This, explained Greene, was his favorite response to those suggesting the Pleistocene was such an irrelevantly long time ago.  “Ten thousand years ago is only a hundred centuries. It’s twice the lifespan of the longest-living plant on Earth today. Yes, 10,000 years ago is a lot longer than I’ll live, but it may not be so long in some other contexts.”
For the next 50 minutes, Greene serves up more metaphorical handfuls of sloth dung, irreverently bursting conservation’s most precious myths, chiding the media’s worst-informed critics, and repeating his blasphemy: Why not Pleistocene rewilding?
To the notion that wild horses are pests of the North American range, Greene offers this answer. “When I moved to Berkeley in 1978, I bought into the prevailing wisdom there, which is that [wild horses] are the scum of the earth, that they tear up wetlands, and we should all be given old-Model 94s and go out and shoot burros,” says Green. “It never occurred to me to wonder why, if they’re so bad now, they weren’t bad 100 centuries ago?” It turns out the animal the Spaniards brought to North America in the 1500s is very closely related to the animal that once played a key role in dispersing seeds of Pleistocene savannas, says Greene, which makes today’s wild horse literally the native returned. (Ed. note: Recent DNA discoveries have revised the date of the last horses in North America to about 7,500 years ago and possibly even later.

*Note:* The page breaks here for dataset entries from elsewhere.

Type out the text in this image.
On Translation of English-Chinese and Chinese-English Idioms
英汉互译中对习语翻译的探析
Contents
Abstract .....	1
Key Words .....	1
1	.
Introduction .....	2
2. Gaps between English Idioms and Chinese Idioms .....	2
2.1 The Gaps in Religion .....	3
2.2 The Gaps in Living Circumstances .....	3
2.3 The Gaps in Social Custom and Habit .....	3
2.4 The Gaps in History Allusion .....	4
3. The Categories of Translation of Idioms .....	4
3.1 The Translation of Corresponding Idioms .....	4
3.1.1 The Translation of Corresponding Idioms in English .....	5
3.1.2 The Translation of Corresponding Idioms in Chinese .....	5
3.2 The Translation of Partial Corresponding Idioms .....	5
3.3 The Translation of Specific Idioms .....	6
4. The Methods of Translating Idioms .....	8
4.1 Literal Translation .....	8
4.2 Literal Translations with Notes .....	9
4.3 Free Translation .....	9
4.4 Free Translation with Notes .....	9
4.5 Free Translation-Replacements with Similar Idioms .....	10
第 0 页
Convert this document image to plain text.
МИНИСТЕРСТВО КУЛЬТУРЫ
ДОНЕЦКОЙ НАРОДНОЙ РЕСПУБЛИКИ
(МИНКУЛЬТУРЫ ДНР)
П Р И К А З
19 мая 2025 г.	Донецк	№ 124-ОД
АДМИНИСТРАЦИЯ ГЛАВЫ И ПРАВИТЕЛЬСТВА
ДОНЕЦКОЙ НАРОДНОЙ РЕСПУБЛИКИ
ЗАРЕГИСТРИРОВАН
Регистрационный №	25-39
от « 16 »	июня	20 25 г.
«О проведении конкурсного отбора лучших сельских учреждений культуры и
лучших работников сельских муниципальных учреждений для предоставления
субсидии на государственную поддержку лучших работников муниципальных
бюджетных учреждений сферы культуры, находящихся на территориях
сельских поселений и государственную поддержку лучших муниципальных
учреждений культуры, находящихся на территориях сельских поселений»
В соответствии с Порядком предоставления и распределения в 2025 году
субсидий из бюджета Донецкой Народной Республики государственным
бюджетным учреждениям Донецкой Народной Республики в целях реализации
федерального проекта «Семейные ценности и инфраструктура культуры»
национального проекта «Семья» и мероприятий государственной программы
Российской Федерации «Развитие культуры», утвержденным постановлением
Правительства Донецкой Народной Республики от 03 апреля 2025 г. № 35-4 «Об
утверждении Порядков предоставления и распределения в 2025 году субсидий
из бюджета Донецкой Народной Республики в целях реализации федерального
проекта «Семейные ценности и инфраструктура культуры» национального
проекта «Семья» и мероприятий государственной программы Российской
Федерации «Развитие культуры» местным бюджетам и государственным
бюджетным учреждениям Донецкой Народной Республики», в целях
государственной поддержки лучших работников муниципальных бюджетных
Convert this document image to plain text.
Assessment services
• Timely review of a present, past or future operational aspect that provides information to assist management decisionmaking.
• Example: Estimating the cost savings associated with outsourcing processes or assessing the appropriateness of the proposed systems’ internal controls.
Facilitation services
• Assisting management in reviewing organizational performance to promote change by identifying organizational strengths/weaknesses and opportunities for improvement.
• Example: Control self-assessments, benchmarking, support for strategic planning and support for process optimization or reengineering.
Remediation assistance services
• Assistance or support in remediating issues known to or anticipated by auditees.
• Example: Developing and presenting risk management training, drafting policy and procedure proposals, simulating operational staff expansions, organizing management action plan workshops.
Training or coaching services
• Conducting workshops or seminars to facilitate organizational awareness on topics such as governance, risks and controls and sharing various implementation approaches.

New DNA studies have proven that the last North American horses were Equus caballus - the same species as the Spaniards returned.)
To one of the more resounding objections, that the African lion doesn’t belong here, Greene suggests that the African lion is a myth. DNA tests show that the king of beasts that so famously presides over African savannas is likely a subspecies of a more cosmopolitan cat—let’s call it the holarctic lion—that once ranged across the northern hemisphere. If conservationists can restock the U.S. with seven subspecies of peregrine falcon from around the world, why can’t they reinstate the holarctic lion?
 “Here are some other common criticisms,” Greene says, flashing a quote on the screen.
“Haven’t you people heard of rabbits and cane toads?” (Referring to the textbook catastrophes that followed introduction of South American cane toads and European rabbits to Australia, both of which ended up sweeping the continent like plagues.)
Greene adopts a comically incredulous tone: “I’m astonished to hear biologists say this to me. I know that there were no placental mammals in Australia, let alone rabbits, until very recently. And not only were there no cane toads in Australia, there were no bufonids ! We’re not talking about something like that, we’re talking about organisms whose very close relatives or conspecifics were in this country 100 centuries ago.”
Throughout his presentation, Greene conveys a bittersweet mix of vindication and disappointment with regard to the lameness of his colleagues’ objections, their blindness to rewilding’s inherent optimism. But even as he struggles to explain how the scientific discussion has so uncannily skirted the science, it soon becomes clear that science was never really the issue.
Greene flashes another  familiar doubt on the screen: “People won’t tolerate wolves and grizzlies; they surely won’t tolerate elephants and lions.” Here Greene has finally run out of hopeful retorts. “It might be this is an insurmountable problem.”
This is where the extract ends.